The answer in this case is, who cares?


The original had a sense of humour to it that it gone from this version and even though Roth’s comedy may be, somewhat sophomoric at time, it did at least give this film an identity that is absent from this. Speaking of losing identity, the three male leads are horrible photocopies of a type and don’t have any real characterisation of their own. At a push I’d suggest the two women in the film were the same, but at least they could be identified by ‘the brunette one’ or ‘the blond one’, which is really their only difference and makes them Easy to tell apart, well, until the blonde cop turns up, who thankfully has a scar which means she looks different from the other one.

Which brings me to another weird point: the cop has been changed from the goofy guy, to a really attractive blonde, but have given her the same dialogue, which is delivered slowly and with menacing music, so her intentions are cloudy. Does she just want to party with the kids, or is she suggesting that she has other intentions? 


There’s some terrible flaws in this film too, that the editors should have picked up on. The first sex scene, which is surprising hot initially, is reduced to being crappy once you notice that the guy has shorts on, which can be seen not once, but twice. Terrible, that sort of stuff takes me out of a film.

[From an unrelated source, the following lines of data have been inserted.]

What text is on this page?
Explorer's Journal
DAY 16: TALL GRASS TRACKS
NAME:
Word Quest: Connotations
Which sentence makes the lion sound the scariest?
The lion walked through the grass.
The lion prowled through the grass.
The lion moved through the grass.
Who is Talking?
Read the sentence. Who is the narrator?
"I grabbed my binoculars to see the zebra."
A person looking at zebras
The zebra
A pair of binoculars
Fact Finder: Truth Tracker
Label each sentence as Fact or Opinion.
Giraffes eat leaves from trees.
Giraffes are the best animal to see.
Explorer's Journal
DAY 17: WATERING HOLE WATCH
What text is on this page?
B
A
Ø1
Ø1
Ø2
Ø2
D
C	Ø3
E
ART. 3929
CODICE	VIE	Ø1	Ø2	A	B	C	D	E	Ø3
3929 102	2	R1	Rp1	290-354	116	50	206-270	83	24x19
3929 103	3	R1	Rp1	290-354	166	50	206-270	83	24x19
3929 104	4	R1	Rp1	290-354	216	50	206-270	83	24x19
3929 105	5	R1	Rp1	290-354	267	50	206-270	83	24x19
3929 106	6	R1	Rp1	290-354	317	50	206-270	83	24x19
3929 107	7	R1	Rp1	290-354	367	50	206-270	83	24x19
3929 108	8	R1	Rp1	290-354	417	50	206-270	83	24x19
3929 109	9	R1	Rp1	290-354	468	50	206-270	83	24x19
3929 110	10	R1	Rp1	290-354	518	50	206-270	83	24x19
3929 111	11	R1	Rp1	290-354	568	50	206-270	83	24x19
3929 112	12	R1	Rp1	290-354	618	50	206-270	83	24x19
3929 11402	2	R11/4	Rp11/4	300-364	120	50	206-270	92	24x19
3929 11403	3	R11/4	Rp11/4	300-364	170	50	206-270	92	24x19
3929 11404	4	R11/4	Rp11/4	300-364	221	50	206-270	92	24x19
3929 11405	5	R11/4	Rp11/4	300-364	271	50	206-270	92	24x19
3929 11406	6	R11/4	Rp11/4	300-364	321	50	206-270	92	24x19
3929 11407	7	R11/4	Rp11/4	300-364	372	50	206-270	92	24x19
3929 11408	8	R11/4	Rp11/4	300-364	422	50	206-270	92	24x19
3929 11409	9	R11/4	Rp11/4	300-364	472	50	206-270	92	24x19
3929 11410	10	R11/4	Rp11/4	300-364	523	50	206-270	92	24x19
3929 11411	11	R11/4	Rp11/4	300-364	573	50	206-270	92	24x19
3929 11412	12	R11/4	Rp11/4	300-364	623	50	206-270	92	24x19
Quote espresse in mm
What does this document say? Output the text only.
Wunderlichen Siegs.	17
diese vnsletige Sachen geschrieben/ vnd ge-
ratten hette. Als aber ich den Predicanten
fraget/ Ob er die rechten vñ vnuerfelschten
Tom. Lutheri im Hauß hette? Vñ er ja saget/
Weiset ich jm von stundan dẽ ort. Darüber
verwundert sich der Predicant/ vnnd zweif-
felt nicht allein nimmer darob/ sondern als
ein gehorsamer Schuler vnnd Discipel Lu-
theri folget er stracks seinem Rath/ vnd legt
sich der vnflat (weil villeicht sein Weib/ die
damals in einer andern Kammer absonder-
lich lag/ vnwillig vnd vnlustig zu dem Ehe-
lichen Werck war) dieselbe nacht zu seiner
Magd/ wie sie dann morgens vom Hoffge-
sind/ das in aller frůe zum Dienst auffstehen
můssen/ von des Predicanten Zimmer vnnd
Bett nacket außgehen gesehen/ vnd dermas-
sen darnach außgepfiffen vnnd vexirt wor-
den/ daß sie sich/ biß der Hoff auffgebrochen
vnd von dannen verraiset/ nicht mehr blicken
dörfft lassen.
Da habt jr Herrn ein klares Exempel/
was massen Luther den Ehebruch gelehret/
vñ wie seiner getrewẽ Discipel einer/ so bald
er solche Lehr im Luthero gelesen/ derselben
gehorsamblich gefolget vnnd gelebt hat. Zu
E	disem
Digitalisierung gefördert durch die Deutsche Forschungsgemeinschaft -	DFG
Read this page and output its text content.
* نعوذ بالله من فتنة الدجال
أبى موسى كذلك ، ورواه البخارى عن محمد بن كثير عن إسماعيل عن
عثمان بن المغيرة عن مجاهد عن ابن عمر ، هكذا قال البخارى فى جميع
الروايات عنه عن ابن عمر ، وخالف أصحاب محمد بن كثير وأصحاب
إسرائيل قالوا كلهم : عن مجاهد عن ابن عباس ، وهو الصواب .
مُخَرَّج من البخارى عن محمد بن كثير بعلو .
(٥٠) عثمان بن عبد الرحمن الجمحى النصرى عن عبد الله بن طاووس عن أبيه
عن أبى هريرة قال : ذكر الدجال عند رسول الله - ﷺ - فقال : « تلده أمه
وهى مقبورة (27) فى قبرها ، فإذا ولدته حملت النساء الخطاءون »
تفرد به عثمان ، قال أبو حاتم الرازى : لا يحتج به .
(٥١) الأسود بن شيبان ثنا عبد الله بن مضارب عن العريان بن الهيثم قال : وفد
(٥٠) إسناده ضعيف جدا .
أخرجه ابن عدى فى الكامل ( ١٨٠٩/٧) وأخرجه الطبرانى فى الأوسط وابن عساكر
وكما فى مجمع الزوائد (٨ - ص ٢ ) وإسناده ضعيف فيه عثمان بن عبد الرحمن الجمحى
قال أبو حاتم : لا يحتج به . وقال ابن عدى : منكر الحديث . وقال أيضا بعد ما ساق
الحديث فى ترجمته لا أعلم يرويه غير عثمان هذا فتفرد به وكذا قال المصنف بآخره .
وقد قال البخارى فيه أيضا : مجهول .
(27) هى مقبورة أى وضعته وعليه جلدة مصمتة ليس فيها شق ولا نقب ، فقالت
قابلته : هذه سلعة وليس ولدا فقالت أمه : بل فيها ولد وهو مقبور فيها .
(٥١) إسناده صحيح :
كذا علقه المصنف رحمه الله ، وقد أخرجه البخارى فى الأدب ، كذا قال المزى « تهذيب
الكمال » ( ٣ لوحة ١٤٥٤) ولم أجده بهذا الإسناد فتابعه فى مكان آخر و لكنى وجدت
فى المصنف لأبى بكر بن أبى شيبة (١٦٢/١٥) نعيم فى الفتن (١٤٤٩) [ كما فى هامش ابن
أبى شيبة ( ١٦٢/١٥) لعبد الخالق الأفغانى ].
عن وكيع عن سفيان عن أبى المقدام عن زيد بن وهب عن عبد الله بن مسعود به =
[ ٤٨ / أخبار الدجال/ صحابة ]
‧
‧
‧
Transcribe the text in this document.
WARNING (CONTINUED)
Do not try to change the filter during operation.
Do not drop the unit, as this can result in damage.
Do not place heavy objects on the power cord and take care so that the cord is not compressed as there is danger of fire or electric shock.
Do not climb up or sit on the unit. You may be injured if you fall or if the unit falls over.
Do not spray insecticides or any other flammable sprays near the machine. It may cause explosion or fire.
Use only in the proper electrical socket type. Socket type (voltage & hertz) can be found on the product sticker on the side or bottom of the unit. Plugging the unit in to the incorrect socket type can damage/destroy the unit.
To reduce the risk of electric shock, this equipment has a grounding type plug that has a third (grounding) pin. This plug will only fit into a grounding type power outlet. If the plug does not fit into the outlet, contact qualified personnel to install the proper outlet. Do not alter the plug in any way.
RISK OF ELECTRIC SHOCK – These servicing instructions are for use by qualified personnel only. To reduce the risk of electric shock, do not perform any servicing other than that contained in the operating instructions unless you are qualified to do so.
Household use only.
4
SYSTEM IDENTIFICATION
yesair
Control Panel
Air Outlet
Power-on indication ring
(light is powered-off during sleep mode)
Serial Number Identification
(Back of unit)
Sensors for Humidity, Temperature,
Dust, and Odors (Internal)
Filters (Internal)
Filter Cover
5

So why remake this film when it is so close to the original release? Who knows… But everyone: EVERYONE…. Crew, cast, viewer, we all wasted our time. If I am to shine any light onto it, it did have some nice gore, and the nipple-pierced nudity was a high point.

Score: **

Format: This Australian Bluray release of Cabin Fever runs at 1 hour and 38 minutes and is presented is a crystal clear 2.40:1 image with a DTS-HD Master Audio 5.1 soundtrack which also kicks arse. 

Score: *****

Extras: Not a damned thing… Not even scene selection. Nasty, lazy release. The angry-at-unnecessary-remakes-film-fan in me thinks that when you remake something, at the very least, you should have a small doco justifying or explaining why you think the film NEEDED a remake.


Score: 0

WISIA: I’ll probably just watch the original again.